Von Feierabend-Mitglied heute, 14:25

Morgens, sieben Uhr. Schießstattstraße – Ecke St. Julienstraße.
Ich wartete auf Arbeit. An sich nichts Ungewöhnliches – beim Arbeitsamt. Dennoch war ich kein echter Kunde dieses Amtes – denn ich stand vor dem Haus, am sogenannten Arbeiterstrich.

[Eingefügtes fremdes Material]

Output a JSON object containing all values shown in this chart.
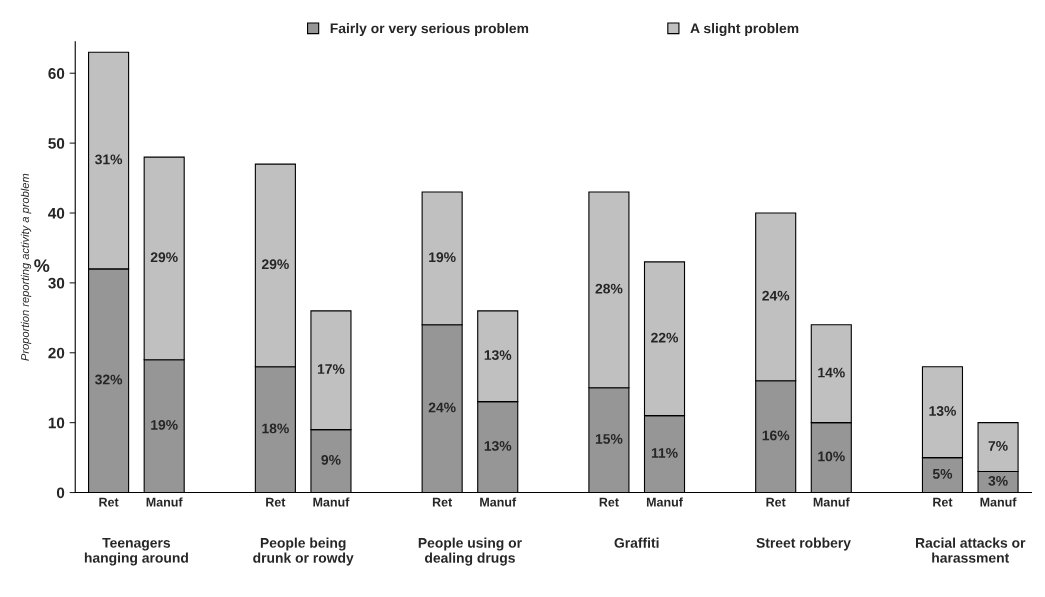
{
  "chart_data": {
    "type": "bar",
    "stacked": true,
    "categories": [
      "Ret",
      "Manuf",
      null,
      "Ret",
      "Manuf",
      null,
      "Ret",
      "Manuf",
      null,
      "Ret",
      "Manuf",
      null,
      "Ret",
      "Manuf",
      null,
      "Ret",
      "Manuf"
    ],
    "series": [
      {
        "name": "Fairly or very serious problem",
        "color": "#969696",
        "values": [
          32,
          19,
          null,
          18,
          9,
          null,
          24,
          13,
          null,
          15,
          11,
          null,
          16,
          10,
          null,
          5,
          3
        ],
        "value_labels": [
          "32%",
          "19%",
          null,
          "18%",
          "9%",
          null,
          "24%",
          "13%",
          null,
          "15%",
          "11%",
          null,
          "16%",
          "10%",
          null,
          "5%",
          "3%"
        ]
      },
      {
        "name": "A slight problem",
        "color": "#c0c0c0",
        "values": [
          31,
          29,
          null,
          29,
          17,
          null,
          19,
          13,
          null,
          28,
          22,
          null,
          24,
          14,
          null,
          13,
          7
        ],
        "value_labels": [
          "31%",
          "29%",
          null,
          "29%",
          "17%",
          null,
          "19%",
          "13%",
          null,
          "28%",
          "22%",
          null,
          "24%",
          "14%",
          null,
          "13%",
          "7%"
        ]
      }
    ],
    "ylim": [
      0,
      64.5
    ],
    "yticks": [
      0,
      10,
      20,
      30,
      40,
      50,
      60
    ],
    "ylabel": "Proportion reporting activity a problem",
    "annotations": [
      "Teenagers\nhanging around",
      "People being\ndrunk or rowdy",
      "People using or\ndealing drugs",
      "Graffiti",
      "Street robbery",
      "Racial attacks or\nharassment",
      "%"
    ],
    "legend": "top",
    "grid": false
  }
}
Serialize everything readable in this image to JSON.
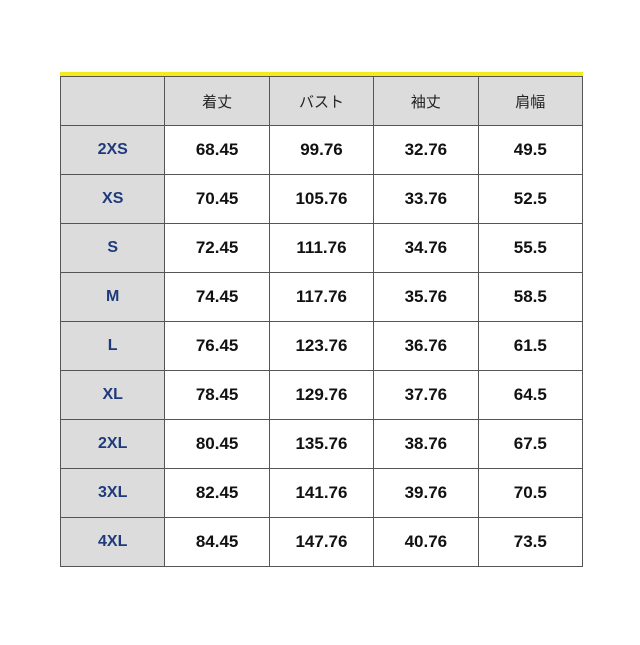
{
  "table": {
    "header_color": "#dcdcdc",
    "accent_line_color": "#f2ec1c",
    "size_label_color": "#1f3a7a",
    "columns": [
      "",
      "着丈",
      "バスト",
      "袖丈",
      "肩幅"
    ],
    "rows": [
      [
        "2XS",
        "68.45",
        "99.76",
        "32.76",
        "49.5"
      ],
      [
        "XS",
        "70.45",
        "105.76",
        "33.76",
        "52.5"
      ],
      [
        "S",
        "72.45",
        "111.76",
        "34.76",
        "55.5"
      ],
      [
        "M",
        "74.45",
        "117.76",
        "35.76",
        "58.5"
      ],
      [
        "L",
        "76.45",
        "123.76",
        "36.76",
        "61.5"
      ],
      [
        "XL",
        "78.45",
        "129.76",
        "37.76",
        "64.5"
      ],
      [
        "2XL",
        "80.45",
        "135.76",
        "38.76",
        "67.5"
      ],
      [
        "3XL",
        "82.45",
        "141.76",
        "39.76",
        "70.5"
      ],
      [
        "4XL",
        "84.45",
        "147.76",
        "40.76",
        "73.5"
      ]
    ]
  }
}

Schwarzarbeiter und Tagelöhner sind auf schnellen Lohn angewiesen. Ohne Wohnung, ohne Versicherung, manchmal auch ohne Papiere, kann man keine reguläre Arbeit annehmen. Die Zeit bis zur offiziellen Lohnauszahlung wäre zu lang gewesen. Sich zu outen hätte außer Diffamierung nichts gebracht, so die Rechtfertigung vor mir selbst. Ein Rest von Stolz hatte sich erhalten, also lebte ich weiter von der Hand in den Mund und wartete geduldig auf einen vielleicht mehrtägigen Aushilfsjob, der ein finanzielles Polster bedeutet hätte.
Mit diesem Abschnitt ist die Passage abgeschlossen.